共観福音書に並行個所はなく、ルカ単独の記事です。
この節から13章9節までは、終わりの日の裁きが迫っていることを忠告する言葉が続いています。
●1節.とかくするうちに、数えきれないほどの群衆が集まって来て、足を踏み合うほどになった。イエスは、まず弟子たちに話し始められた。「ファリサイ派の人々のパン種に注意しなさい。それは偽善である」。
人々が驚くような新しい教えを述べ、病人をいやし悪霊を追い出す働きをされるイエスの評判はすごい反響を呼んでいます。
多くの群衆がイエスの周りに集まって来ます。
そのような群衆がいるところでも、イエスはまず弟子たちに語りかけ、イエスに従う者としての忠告というか心構えを説かれます。
「ファリサイ派の人々のパン種に注意しなさい」というイエスの言葉は、マルコにもマタイにもありますが、用いられ方が違うように思います。
いずれにしても、ファリサイ派の人々の教えに対する忠告です。
ルカの福音書は、明確にイエスの言葉でファリサイ派の人々の教えは偽善であると言っています。
「偽善」というのは、外から見えるところと中身と違うことを指すと思いますが、ユダヤ教は人間の内面に巣くう悪をそのままにしながら、外面が律法に適う者であれば義人としていました。
つまり、見かけ良ければそれで良しとしていたのです。
そのことをイエスは「偽善」として厳しく攻撃しました。
●2節.「覆われているもので現されないものはなく、隠されているもので知られずに済むものはない。
解説によると、この「覆われているもので現されないものはなく、隠されているもので知られずに済むものはない」という言葉は、当時のユダヤ人の間で諺とか格言のように使われていたということです。
ここでイエスが言われていることは、終わりの日の裁きのことを語っておられるのでしょう。
終わりの日の裁きの時には、真実を隠していても心の中も含めて、すべてが明らかになるのだから、自分の本当の姿を外面的な行為で飾って隠そうとする(偽善)ことは通らないし、無意味であると言っておられるのでしょう。
●3節.だから、あなたがたが暗闇で言ったことはみな、明るみで聞かれ、奥の間で耳にささやいたことは、屋根の上で言い広められる」。
「暗闇で言ったこと」や「奥の間で耳にささやいたこと」というのは、人が人目を避けて、隠れてしたことを指しているのでしょう。

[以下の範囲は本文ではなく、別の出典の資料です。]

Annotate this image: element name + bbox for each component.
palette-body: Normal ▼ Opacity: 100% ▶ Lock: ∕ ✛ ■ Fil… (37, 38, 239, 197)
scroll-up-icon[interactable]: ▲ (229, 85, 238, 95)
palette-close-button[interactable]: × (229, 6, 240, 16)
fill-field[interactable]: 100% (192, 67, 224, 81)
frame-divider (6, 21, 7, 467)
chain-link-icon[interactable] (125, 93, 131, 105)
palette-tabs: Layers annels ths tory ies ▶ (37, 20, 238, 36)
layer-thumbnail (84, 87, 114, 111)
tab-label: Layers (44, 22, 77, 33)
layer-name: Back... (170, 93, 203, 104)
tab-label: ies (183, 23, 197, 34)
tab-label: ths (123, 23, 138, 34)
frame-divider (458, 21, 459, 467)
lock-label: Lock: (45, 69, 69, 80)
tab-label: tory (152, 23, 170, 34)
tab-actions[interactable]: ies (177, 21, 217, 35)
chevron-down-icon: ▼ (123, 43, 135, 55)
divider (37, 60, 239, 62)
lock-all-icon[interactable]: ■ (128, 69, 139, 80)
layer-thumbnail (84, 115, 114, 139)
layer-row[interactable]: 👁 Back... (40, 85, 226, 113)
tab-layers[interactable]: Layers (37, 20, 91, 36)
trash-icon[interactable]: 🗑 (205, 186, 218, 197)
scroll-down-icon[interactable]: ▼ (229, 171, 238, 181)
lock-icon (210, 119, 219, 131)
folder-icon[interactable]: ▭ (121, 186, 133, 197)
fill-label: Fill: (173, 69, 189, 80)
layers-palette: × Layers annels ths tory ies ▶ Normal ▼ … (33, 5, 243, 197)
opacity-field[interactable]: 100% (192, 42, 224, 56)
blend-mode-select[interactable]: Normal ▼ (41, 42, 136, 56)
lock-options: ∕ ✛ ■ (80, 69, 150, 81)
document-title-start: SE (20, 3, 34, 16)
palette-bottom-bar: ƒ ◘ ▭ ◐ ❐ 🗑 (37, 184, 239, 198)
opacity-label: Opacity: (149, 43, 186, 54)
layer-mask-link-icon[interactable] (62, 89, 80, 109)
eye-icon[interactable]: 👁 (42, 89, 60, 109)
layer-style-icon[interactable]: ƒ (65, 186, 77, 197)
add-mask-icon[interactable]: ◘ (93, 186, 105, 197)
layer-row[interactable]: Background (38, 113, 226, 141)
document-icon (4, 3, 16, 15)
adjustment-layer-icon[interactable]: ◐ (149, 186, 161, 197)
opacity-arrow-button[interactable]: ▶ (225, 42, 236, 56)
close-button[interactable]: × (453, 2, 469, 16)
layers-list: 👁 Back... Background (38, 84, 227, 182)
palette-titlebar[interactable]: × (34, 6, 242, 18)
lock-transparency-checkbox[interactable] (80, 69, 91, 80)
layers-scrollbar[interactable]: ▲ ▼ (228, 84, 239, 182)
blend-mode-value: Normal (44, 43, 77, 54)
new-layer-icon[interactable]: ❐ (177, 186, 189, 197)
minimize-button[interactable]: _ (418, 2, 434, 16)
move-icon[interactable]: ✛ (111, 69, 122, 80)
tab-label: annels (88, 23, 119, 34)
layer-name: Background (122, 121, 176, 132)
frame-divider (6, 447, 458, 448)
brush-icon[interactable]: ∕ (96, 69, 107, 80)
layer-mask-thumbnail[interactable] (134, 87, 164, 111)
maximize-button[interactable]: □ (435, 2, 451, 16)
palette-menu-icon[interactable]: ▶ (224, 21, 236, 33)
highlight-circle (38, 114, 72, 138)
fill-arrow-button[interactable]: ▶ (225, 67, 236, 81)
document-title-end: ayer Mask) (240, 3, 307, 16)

どのようにしたことを隠しても、神の前ではすべてが明らかにされることが「明るみで聞かれ」とか「屋根の上で言い広められる」という表現(未来形です)で語られています。
未来形ですから、もちろん裁きの場で明らかにされると言う意味でしょう。
マタイはここの聖句を、ちょっと違った文脈において、違った意味で用いています。
それはマタイの福音書10章の26節以下の「恐るべき者」のところで、イエスが弟子たちを「神の国」を告げ知らせるために送り出されるとき、「人々を恐れるな」(そのような偽善者を恐れるな)と弟子たちに忠告する言葉になっています。
ここの三節の言葉もマタイでは、「わたしが暗闇であなたがたに言うことを、明るみで言いなさい。耳打ちされたことを、屋根の上で言い広めなさい」と、イエスから密かに教えられた「神の国」の奥義を隠すことなく告知するように励ます(命令形で)言葉になっています。
このように、同じイエスの言葉でも各福音書記者によって違った文脈に置かれることで、違った意味を持つことになるのがよく分かります。
だから、聖書記者はイエスの言葉を用いて自分の信仰を語っていると言えるのではないでしょうか。